It can actually be done either way: by insulating the rafters or by insulting the attic floor.
The original poster's setup is both wrong and counterproductive for New York state, since the rafters are insulated yet the space is ventilated. That's sort of like installing high efficiency replacement windows to save energy, then leaving them open all winter.
The idea of insulating the attic by insulating the rafters and gable end walls with no ventilation is that the attic then, becomes a conditioned space, just like the rest of the house. Warm air from below heats the area typically above freezing which would be the best option when plumbing supplies are installed in an attic.
If one were to ventilate the attic in New York, then there must be at least R-49 insulation in the attic floor and the pipes kept from freezing, and akin to running the water supplies in an outside wall.
By insulating the rafters, it is akin to running water supply pipes in an interior wall where the space is conditioned.
Plumbing codes in this regard are region specific and are based on the mean winter temperatures and degree heating days established by the state's building code.

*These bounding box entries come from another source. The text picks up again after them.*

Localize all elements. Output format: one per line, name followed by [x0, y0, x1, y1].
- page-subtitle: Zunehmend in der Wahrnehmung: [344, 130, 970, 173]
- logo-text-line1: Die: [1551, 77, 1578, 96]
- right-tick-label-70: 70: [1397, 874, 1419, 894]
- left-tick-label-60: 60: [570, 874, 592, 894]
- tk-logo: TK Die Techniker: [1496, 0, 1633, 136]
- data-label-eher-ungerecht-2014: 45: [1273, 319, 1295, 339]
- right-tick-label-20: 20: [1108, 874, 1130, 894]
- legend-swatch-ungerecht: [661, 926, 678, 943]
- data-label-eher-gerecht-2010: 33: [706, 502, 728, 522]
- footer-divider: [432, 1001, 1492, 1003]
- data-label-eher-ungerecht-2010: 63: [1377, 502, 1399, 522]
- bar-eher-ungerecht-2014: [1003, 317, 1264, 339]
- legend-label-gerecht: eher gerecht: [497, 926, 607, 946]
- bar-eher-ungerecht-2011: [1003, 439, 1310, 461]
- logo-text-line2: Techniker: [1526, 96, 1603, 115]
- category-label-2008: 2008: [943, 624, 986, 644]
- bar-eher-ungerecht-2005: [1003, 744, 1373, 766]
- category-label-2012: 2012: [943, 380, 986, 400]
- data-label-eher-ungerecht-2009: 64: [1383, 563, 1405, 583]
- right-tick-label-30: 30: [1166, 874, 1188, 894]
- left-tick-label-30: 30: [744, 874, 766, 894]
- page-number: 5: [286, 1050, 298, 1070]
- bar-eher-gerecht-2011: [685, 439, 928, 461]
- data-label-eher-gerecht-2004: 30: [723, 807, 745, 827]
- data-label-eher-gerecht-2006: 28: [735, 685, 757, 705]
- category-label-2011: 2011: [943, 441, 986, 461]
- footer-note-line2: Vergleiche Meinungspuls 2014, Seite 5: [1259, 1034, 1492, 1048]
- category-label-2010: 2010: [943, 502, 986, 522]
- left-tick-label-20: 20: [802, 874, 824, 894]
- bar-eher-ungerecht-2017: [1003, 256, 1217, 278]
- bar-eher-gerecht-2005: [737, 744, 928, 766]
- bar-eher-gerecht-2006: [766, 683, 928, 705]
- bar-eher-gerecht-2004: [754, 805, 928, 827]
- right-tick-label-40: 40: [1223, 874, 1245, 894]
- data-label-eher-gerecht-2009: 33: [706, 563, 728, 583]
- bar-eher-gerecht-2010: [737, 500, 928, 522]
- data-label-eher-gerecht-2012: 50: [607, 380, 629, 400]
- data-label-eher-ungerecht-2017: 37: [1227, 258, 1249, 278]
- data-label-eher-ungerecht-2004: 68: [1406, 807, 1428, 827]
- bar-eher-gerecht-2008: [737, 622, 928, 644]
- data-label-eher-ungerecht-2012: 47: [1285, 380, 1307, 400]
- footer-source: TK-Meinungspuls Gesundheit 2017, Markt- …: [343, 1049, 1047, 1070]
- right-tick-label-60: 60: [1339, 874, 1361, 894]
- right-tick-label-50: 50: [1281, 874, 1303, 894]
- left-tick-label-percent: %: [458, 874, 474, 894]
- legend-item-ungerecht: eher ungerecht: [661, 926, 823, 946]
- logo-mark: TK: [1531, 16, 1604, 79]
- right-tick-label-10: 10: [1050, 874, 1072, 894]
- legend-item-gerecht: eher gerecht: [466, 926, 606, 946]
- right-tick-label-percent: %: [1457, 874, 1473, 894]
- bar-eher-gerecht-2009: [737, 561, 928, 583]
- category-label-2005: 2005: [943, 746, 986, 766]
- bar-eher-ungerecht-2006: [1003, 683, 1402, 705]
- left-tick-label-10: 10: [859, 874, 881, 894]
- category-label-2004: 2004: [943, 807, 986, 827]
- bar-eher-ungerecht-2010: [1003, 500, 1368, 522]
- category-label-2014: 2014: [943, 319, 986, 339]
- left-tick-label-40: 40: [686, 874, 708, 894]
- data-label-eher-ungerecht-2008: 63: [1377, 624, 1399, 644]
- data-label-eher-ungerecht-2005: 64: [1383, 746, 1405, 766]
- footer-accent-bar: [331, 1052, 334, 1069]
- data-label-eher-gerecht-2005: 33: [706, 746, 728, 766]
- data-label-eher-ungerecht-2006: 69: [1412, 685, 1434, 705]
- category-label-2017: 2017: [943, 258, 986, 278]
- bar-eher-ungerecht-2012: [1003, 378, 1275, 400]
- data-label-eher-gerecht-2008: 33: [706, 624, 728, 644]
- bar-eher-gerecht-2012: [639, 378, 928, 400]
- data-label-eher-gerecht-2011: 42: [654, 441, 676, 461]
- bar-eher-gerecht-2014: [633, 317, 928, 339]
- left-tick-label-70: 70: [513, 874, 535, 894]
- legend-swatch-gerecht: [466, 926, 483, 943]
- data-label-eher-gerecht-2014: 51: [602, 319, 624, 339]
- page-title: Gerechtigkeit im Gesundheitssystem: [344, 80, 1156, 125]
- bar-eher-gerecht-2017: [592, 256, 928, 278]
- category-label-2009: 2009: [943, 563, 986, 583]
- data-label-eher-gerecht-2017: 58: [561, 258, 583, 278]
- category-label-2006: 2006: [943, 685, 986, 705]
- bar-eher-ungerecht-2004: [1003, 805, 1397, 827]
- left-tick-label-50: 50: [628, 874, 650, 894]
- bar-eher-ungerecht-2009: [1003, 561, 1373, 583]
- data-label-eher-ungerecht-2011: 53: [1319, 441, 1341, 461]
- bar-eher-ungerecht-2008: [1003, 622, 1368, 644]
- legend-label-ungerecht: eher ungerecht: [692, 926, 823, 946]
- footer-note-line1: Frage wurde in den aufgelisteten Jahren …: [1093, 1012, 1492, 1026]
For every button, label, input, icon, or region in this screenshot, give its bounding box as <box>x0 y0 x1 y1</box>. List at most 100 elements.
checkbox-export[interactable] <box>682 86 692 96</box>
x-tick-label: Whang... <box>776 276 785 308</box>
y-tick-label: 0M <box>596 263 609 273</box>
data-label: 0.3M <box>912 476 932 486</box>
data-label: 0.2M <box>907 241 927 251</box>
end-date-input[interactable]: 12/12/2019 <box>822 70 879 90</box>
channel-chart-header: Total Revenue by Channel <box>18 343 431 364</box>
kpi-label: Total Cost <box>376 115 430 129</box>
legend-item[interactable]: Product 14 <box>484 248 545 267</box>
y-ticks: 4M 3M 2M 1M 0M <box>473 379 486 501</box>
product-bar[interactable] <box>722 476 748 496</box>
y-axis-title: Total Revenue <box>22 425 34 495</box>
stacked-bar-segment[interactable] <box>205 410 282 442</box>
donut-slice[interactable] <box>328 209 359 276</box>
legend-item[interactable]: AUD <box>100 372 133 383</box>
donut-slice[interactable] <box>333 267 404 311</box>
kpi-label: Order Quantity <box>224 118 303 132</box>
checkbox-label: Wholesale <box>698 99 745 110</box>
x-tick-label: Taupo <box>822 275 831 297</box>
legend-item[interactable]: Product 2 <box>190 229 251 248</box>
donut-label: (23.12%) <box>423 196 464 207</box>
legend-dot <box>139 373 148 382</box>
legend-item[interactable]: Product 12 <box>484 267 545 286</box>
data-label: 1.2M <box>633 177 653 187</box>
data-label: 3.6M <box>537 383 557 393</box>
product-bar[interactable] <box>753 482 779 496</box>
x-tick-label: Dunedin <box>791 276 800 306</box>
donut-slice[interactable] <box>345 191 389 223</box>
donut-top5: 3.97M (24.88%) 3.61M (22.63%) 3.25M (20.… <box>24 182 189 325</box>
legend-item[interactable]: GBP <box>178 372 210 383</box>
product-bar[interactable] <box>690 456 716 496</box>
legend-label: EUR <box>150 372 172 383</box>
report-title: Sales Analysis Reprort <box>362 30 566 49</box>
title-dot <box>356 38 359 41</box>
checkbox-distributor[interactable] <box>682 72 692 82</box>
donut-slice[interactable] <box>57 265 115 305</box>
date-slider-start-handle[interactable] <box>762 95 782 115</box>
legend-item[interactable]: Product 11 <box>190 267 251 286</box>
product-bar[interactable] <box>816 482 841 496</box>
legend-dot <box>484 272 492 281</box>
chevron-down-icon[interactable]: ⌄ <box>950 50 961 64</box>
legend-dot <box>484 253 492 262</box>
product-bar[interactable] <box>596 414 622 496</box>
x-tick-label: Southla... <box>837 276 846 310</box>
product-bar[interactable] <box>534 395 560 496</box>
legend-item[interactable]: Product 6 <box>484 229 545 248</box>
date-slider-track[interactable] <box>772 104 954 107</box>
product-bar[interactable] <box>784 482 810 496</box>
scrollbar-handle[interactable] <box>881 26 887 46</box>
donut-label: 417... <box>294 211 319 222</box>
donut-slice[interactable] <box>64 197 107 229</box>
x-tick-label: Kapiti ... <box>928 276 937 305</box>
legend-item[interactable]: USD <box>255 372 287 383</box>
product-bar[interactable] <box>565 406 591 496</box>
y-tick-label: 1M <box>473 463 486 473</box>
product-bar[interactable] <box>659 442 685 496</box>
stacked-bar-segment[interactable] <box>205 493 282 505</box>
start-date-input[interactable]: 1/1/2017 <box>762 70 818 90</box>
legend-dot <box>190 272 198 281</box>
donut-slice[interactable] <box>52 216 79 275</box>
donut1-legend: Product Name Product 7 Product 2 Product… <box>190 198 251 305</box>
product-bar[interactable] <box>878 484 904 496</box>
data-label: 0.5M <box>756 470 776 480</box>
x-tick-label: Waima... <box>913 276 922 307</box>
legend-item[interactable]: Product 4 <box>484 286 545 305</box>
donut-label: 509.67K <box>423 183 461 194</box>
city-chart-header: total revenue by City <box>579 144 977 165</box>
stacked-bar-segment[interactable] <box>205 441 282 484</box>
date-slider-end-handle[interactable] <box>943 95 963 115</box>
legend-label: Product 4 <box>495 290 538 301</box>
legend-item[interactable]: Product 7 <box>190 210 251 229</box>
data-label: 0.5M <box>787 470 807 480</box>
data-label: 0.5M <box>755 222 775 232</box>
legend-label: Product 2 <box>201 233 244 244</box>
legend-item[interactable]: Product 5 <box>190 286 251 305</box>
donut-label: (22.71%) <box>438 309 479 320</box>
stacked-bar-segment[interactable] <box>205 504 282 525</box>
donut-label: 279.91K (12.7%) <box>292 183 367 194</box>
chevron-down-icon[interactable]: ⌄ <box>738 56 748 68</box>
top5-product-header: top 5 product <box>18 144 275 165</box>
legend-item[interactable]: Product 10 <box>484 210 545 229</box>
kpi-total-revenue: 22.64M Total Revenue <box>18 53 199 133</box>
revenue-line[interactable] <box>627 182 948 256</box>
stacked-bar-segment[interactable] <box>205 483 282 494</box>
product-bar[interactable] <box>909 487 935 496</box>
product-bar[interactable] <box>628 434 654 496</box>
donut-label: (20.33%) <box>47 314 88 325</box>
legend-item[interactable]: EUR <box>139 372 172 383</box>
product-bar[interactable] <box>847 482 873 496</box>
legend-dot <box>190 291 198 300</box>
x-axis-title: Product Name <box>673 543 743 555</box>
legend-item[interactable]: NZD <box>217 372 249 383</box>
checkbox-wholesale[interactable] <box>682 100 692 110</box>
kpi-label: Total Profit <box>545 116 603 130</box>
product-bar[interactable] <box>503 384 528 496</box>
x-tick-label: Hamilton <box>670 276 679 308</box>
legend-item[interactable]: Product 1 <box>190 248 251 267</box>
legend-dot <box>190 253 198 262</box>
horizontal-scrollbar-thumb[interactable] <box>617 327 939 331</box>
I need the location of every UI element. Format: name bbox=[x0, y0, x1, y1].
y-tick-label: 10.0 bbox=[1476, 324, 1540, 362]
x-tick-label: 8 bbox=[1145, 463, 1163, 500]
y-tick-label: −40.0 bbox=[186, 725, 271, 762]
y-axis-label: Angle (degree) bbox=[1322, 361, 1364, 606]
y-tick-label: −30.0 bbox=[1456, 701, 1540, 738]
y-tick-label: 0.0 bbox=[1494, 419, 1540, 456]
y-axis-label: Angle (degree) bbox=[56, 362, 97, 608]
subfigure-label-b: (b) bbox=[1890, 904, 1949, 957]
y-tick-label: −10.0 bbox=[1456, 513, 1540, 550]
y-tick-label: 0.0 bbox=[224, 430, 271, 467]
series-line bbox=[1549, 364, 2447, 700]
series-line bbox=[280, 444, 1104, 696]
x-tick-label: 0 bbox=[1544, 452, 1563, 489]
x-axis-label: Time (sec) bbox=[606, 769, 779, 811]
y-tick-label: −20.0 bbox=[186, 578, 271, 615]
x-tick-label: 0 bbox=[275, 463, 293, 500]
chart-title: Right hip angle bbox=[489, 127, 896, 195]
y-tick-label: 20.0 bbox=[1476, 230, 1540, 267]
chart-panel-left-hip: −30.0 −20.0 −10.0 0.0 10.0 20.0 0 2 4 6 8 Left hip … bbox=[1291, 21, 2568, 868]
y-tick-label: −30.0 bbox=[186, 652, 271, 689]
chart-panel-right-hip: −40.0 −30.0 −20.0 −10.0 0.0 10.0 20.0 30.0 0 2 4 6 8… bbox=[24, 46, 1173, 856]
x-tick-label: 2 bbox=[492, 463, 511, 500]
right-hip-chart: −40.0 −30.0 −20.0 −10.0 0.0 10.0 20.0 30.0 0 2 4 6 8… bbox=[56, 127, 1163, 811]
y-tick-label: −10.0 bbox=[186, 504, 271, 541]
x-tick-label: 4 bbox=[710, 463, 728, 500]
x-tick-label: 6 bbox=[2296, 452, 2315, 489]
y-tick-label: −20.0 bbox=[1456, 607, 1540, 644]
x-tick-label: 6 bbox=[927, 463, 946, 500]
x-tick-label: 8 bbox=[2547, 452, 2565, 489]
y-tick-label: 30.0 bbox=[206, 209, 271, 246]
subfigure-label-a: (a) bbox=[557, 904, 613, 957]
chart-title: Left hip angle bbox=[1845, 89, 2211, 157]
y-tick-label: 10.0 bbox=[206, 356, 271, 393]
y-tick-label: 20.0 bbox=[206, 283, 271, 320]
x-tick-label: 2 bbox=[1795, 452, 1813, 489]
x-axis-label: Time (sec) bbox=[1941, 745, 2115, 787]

Pipes run through attics in Florida can be done with only moderate concern for pipe insulation.
In New York State, with a mean January temperature of between -10F (Adirondacks)and +20 degrees F(Long Island), pipe freezing in an attic is a serious concern and it is rare to see plumbing run into unconditioned attic spaces.
Unvented attics and unvented underfloor spaces are also more energy efficient than conventional vented crawlspaces and attics. And although one actually ends up 'heating' these areas in winter, it actually ends up using less less energy to heat the house overall once the area has reached a maintenance temperature.